|Walking on a snowy road can be both beautiful and slippery|
Bunny Road in Rougemont, NC, after a snow storm
Reactions to the idea of “Aldersgate House” have been interesting.
Some people get excited about the possibilities, but a significant number are perplexed or confused. No matter how many times I explain it, or put it in writing (see http://methodistfindinggod.blogspot.com/2017/07/aldersgate-house-prototype.html ),
they remain confused. Maybe it’s too far out of the box to imagine. Perhaps it must be lived into. Several people persist in repeating they are turned off by the idea of “worshiping in someone’s living room” even though the “great rooms” we have looked at in various houses are beautiful and spacious. One member said she did not relish more intimate worship services nor did she want to share meals with “those people.” One shut-in member responded by shaking her head and repeating, “It’s just soooo sad!”
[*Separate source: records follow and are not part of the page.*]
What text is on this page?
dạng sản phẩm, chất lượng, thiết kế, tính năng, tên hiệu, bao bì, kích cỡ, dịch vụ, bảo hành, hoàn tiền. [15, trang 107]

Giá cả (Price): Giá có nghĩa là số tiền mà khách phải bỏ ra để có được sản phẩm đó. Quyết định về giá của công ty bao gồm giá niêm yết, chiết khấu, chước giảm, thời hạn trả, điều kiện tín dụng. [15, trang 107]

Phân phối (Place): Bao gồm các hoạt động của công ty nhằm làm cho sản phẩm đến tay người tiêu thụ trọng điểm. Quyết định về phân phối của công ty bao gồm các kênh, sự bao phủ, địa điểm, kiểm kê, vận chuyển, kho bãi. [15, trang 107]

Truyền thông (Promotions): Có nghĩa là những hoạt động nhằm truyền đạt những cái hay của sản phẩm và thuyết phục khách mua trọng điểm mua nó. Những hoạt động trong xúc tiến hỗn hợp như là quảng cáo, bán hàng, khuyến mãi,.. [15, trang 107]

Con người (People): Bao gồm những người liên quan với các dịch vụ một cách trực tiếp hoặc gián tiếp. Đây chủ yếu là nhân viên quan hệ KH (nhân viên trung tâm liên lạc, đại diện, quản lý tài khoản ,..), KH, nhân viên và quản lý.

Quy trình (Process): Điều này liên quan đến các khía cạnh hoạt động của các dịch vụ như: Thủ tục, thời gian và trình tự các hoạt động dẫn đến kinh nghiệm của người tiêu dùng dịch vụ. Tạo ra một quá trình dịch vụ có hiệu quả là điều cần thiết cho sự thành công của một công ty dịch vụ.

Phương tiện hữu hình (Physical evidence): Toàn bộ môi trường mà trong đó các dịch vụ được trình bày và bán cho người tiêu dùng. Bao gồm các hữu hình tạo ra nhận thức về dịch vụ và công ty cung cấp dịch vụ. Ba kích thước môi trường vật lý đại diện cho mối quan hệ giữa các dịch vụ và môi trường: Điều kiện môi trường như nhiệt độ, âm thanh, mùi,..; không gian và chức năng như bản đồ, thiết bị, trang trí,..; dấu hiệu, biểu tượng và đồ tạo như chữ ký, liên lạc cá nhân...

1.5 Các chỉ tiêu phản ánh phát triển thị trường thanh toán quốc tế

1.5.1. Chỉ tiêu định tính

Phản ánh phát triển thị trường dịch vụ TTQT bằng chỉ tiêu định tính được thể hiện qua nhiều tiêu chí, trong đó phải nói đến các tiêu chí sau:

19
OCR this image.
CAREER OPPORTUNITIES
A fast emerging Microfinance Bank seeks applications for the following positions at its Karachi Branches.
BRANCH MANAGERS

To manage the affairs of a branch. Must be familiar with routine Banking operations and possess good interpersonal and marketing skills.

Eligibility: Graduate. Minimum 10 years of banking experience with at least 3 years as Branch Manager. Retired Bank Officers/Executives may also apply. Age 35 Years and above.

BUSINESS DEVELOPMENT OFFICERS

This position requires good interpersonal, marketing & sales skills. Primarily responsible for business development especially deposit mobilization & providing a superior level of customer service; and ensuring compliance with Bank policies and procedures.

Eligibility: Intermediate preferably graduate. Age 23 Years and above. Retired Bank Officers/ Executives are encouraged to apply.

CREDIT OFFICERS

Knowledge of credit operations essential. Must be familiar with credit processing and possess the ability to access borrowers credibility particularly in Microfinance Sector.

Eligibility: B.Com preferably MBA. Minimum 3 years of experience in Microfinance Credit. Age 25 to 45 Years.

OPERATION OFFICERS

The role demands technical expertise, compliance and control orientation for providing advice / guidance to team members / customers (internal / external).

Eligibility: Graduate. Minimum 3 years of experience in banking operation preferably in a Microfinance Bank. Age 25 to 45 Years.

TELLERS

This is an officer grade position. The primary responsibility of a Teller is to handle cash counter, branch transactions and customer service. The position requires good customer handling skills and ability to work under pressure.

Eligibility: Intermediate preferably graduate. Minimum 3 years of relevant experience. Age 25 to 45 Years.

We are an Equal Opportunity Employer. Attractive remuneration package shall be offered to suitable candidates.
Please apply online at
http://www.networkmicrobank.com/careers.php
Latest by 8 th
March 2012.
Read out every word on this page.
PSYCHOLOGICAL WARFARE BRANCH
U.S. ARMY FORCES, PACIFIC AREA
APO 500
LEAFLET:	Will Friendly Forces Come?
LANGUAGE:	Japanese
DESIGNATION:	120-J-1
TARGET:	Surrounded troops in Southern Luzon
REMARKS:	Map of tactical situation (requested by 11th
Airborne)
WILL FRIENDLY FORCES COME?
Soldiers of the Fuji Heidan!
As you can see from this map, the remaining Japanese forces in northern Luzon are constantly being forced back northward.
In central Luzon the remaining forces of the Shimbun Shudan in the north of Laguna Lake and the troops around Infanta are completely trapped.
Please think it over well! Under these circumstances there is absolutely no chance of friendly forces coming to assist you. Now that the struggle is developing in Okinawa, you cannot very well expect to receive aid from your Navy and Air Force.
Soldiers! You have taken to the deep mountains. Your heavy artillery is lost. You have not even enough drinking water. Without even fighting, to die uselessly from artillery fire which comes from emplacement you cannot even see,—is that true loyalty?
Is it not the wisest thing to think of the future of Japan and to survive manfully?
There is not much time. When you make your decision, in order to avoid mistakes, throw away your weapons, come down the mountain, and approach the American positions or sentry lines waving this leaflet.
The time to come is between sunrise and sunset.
Sad is the last thing the Aldersgate House is, to me. It’s scary, maybe; intimidating, for sure; exciting, yes; but not sad. “Sad,” to me, is witnessing the struggling remnant of a church wrecked by its own history.
Not many pastors know about the idea of Aldersgate House because my experience at Carr UMC taught me that pastors tend to be pessimistic and overly cautious about out-of-the-box ideas. I have a wealth of pessimism and caution of my own and don’t need to add to it.
I was completely ignorant of “house-church,” but I researched on-line as well I as could. I failed to find any United Methodist house churches (meaning: sacramental house of worship); our denomination favors a traditional church model. UM churches tend to have a sanctuary with pews facing forward, focused toward a pulpit, Communion table (which probably gets used once a month), and baptismal font (which typically gets used far less than the Communion table). Our churches have educated, trained, paid clergy who have expected tasks within the church. Worship tends to be passive for most of the laity. UM churches typically have Sunday morning worship, Sunday school, age-level programs, committees, set ministries – and a need for enough money to pay for all of it.
House churches attract newcomers who want an alternative to traditional church. They don’t find the spiritual formation and intimacy they crave in traditional church, so they look elsewhere. They want Communion more than once a month, interactive “conversational” sermons, and weekly fellowship meals. They want fellow worshipers to be “real,” to share details of their lives, and to offer genuine friendship. The research said they dislike giving money for the upkeep of a building and prefer their offerings go to meet local needs.
I felt – still feel – uneasy that Aldersgate, as it currently exists, is exactly the sort of church these kinds of seekers are trying to avoid. I hope that being located in a house, having a specific shared ministry with a focus on healing, and hosting an intentional living community will be enough to change everything.
Most house churches fail, and usually because of disorganization. The leader is often underpaid and untrained theologically and liturgically. In the absence of good leadership, the most needy, talkative people tend to dominate the worship service. If the leader is a pastor, he or she often becomes resentful about working long hours for very little pay. A typical house-church moves from house to house of its own members; the size of the worship space limits the number of worshipers. Jealousy can develop over whose homes host frequently and whose do not.
In my research, I discovered one house-church in Durham: Refuge Home Church (www.refugehomechurch.org ), a Nazarene fellowship whose pastor is – surprise! – a former Duke Divinity field education student I supervised when I was pastor of the Rougemont Charge. I contacted her, and we arranged to meet.